En Cristo está en Tinder, García ha comenzado a pintar de nuevo, pero en otro lienzo, con otros pigmentos. Estarán todos los elementos reconocibles de su trabajo, los objetos, las acciones, el texto brillante y la crítica incorrecta, hasta una pequeña acción con comida marca de la casa (por cierto, una acción preciosa, donde una virgen humana, Elisa Forcano, se inmola y lacera sobre un suelo de patatas fritas). Pero no habrá comunión con el público.

Tercer y último apunte. Al final, imperará una imagen, Selam Ortega se montará embarrada hasta el tuétano en una moto de cross, mirará fijamente al frente, iluminada con toda la delicadeza por Carlos Marquerie. Esa es la imagen que García dice que motivó esta obra. Navegante y embarrado, sucio y decidido a seguir. En 1976, el gran músico Luis Alberto Spinetta, en plena dictadura argentina escribió la canción El anillo del capitán Beto que decía aquello de: “Ahí va el Capitán Beto por el espacio con su nave de fibra hecha en Haedo, ayer colectivero, hoy amo entre los amos del aire”. En ese remake glorioso del Space Oddity de David Bowie, Spinetta se preguntaba: “¿Dónde está el lugar al que todos llaman cielo? ¿Por qué habré venido hasta aquí si no puedo más de soledad? ¿Dónde habrá una ciudad en la que alguien silbe un tango?”. Beto/García, en este caso, parece que ya no espera encontrar, pero ha decidido seguir navegando. Es esa decisión ética y vital la que García expone frente al público.

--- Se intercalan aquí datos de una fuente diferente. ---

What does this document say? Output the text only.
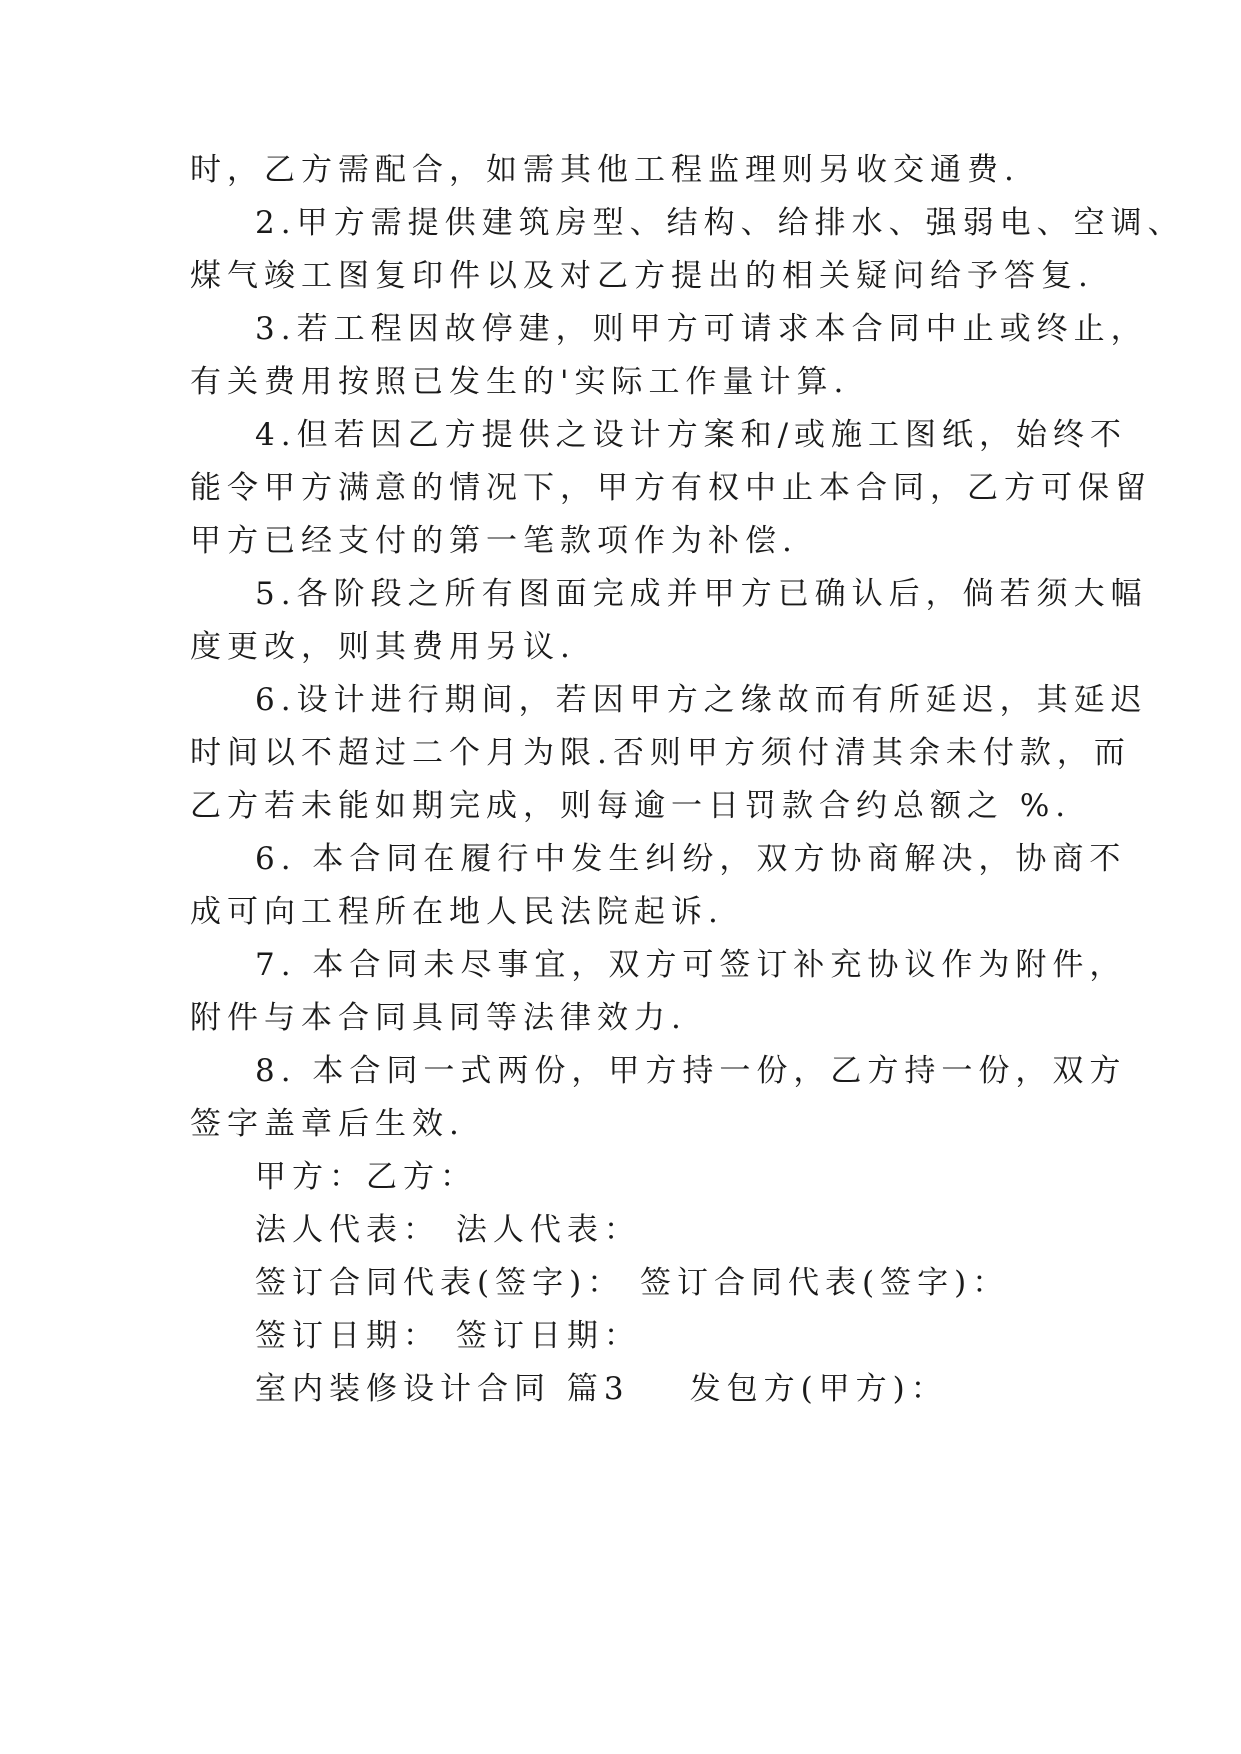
时，乙方需配合，如需其他工程监理则另收交通费.
2.甲方需提供建筑房型、结构、给排水、强弱电、空调、
煤气竣工图复印件以及对乙方提出的相关疑问给予答复.
3.若工程因故停建，则甲方可请求本合同中止或终止，
有关费用按照已发生的'实际工作量计算.
4.但若因乙方提供之设计方案和/或施工图纸，始终不
能令甲方满意的情况下，甲方有权中止本合同，乙方可保留
甲方已经支付的第一笔款项作为补偿.
5.各阶段之所有图面完成并甲方已确认后，倘若须大幅
度更改，则其费用另议.
6.设计进行期间，若因甲方之缘故而有所延迟，其延迟
时间以不超过二个月为限.否则甲方须付清其余未付款，而
乙方若未能如期完成，则每逾一日罚款合约总额之 %.
6. 本合同在履行中发生纠纷，双方协商解决，协商不
成可向工程所在地人民法院起诉.
7. 本合同未尽事宜，双方可签订补充协议作为附件，
附件与本合同具同等法律效力.
8. 本合同一式两份，甲方持一份，乙方持一份，双方
签字盖章后生效.
甲方：乙方：
法人代表： 法人代表：
签订合同代表(签字)： 签订合同代表(签字)：
签订日期： 签订日期：
室内装修设计合同 篇3 发包方(甲方)：
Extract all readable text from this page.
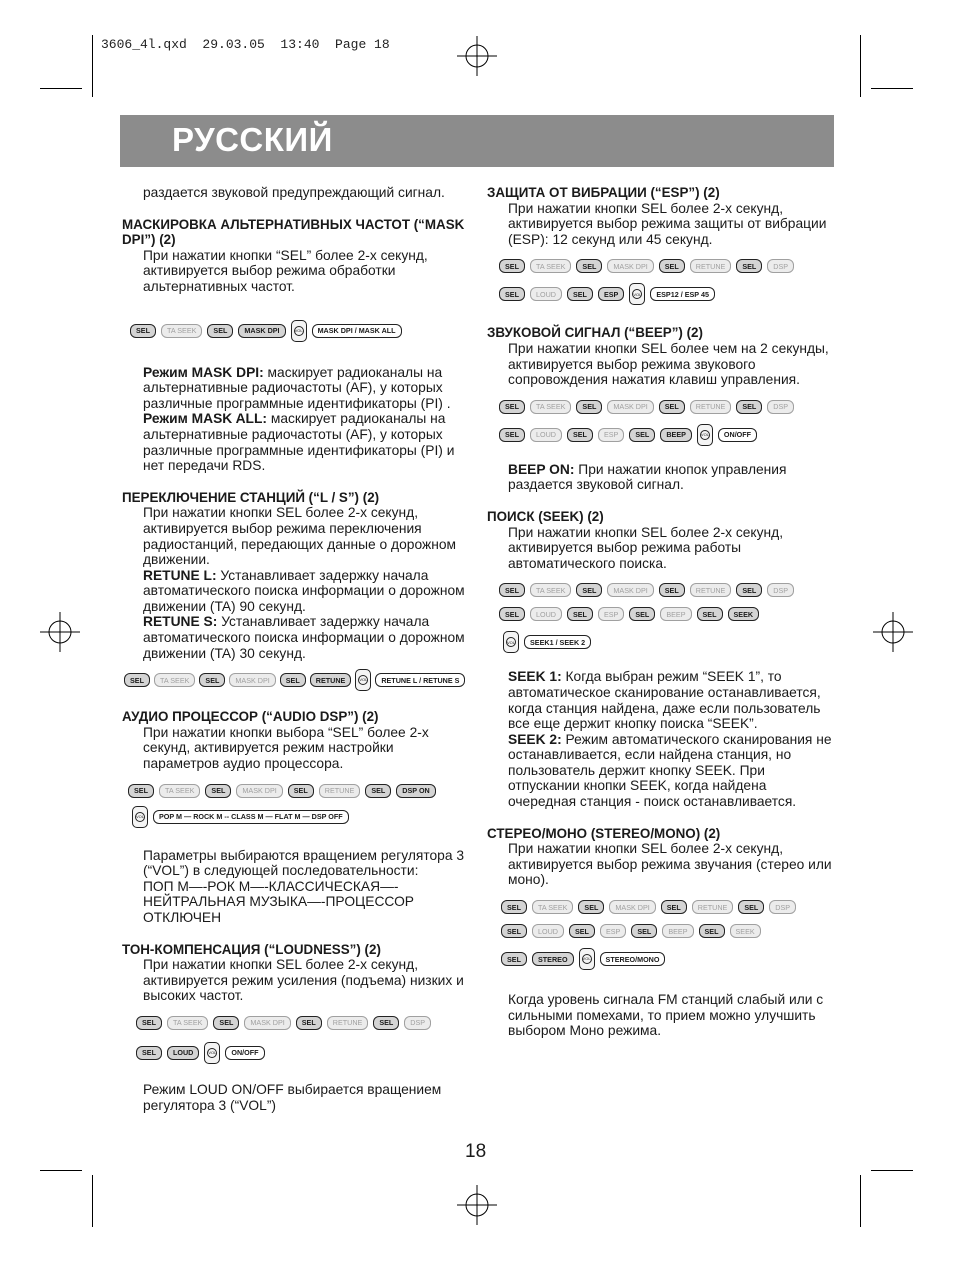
3606_4l.qxd  29.03.05  13:40  Page 18
РУССКИЙ
раздается звуковой предупреждающий сигнал.
МАСКИРОВКА АЛЬТЕРНАТИВНЫХ ЧАСТОТ (“MASK DPI”) (2)
При нажатии кнопки “SEL” более 2-х секунд, активируется выбор режима обработки альтернативных частот.
SEL	TA SEEK	SEL	MASK DPI	VOL	MASK DPI / MASK ALL
Режим MASK DPI: маскирует радиоканалы на альтернативные радиочастоты (AF), у которых различные программные идентификаторы (PI) .
Режим MASK ALL: маскирует радиоканалы на альтернативные радиочастоты (AF), у которых различные программные идентификаторы (PI) и нет передачи RDS.
ПЕРЕКЛЮЧЕНИЕ СТАНЦИЙ (“L / S”) (2)
При нажатии кнопки SEL более 2-х секунд, активируется выбор режима переключения радиостанций, передающих данные о дорожном движении.
RETUNE L: Устанавливает задержку начала автоматического поиска информации о дорожном движении (TA) 90 секунд.
RETUNE S: Устанавливает задержку начала автоматического поиска информации о дорожном движении (TA) 30 секунд.
SEL	TA SEEK	SEL	MASK DPI	SEL	RETUNE	VOL	RETUNE L / RETUNE S
АУДИО ПРОЦЕССОР (“AUDIO DSP”) (2)
При нажатии кнопки выбора “SEL” более 2-х секунд, активируется режим настройки параметров аудио процессора.
SEL	TA SEEK	SEL	MASK DPI	SEL	RETUNE	SEL	DSP ON
VOL	POP M — ROCK M -- CLASS M — FLAT M — DSP OFF
Параметры выбираются вращением регулятора 3 (“VOL”) в следующей последовательности:
ПОП М—-РОК М—-КЛАССИЧЕСКАЯ—-НЕЙТРАЛЬНАЯ МУЗЫКА—-ПРОЦЕССОР ОТКЛЮЧЕН
ТОН-КОМПЕНСАЦИЯ (“LOUDNESS”) (2)
При нажатии кнопки SEL более 2-х секунд, активируется режим усиления (подъема) низких и высоких частот.
SEL	TA SEEK	SEL	MASK DPI	SEL	RETUNE	SEL	DSP
SEL	LOUD	VOL	ON/OFF
Режим LOUD ON/OFF выбирается вращением регулятора 3 (“VOL”)
ЗАЩИТА ОТ ВИБРАЦИИ (“ESP”) (2)
При нажатии кнопки SEL более 2-х секунд, активируется выбор режима защиты от вибрации (ESP): 12 секунд или 45 секунд.
SEL	TA SEEK	SEL	MASK DPI	SEL	RETUNE	SEL	DSP
SEL	LOUD	SEL	ESP	VOL	ESP12 / ESP 45
ЗВУКОВОЙ СИГНАЛ (“BEEP”) (2)
При нажатии кнопки SEL более чем на 2 секунды, активируется выбор режима звукового сопровождения нажатия клавиш управления.
SEL	TA SEEK	SEL	MASK DPI	SEL	RETUNE	SEL	DSP
SEL	LOUD	SEL	ESP	SEL	BEEP	VOL	ON/OFF
BEEP ON: При нажатии кнопок управления раздается звуковой сигнал.
ПОИСК (SEEK) (2)
При нажатии кнопки SEL более 2-х секунд, активируется выбор режима работы автоматического поиска.
SEL	TA SEEK	SEL	MASK DPI	SEL	RETUNE	SEL	DSP
SEL	LOUD	SEL	ESP	SEL	BEEP	SEL	SEEK
VOL	SEEK1 / SEEK 2
SEEK 1: Когда выбран режим “SEEK 1”, то автоматическое сканирование останавливается, когда станция найдена, даже если пользователь все еще держит кнопку поиска “SEEK”.
SEEK 2: Режим автоматического сканирования не останавливается, если найдена станция, но пользователь держит кнопку SEEK. При отпускании кнопки SEEK, когда найдена очередная станция - поиск останавливается.
СТЕРЕО/МОНО (STEREO/MONO) (2)
При нажатии кнопки SEL более 2-х секунд, активируется выбор режима звучания (стерео или моно).
SEL	TA SEEK	SEL	MASK DPI	SEL	RETUNE	SEL	DSP
SEL	LOUD	SEL	ESP	SEL	BEEP	SEL	SEEK
SEL	STEREO	VOL	STEREO/MONO
Когда уровень сигнала FM станций слабый или с сильными помехами, то прием можно улучшить выбором Моно режима.
18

La obra estará en Madrid hasta el 11 de junio, para dirigirse después al Temporada Alta de Girona, y después a París, Nancy y Praga… El teatro de Rodrigo García pide el peregrinaje, porque no es un teatro de ocio y entretenimiento, sino puro rito de confrontación. Para el público que nunca ha asistido a una de sus obras, quizá lo deteste pero es improbable que simplemente pase el rato.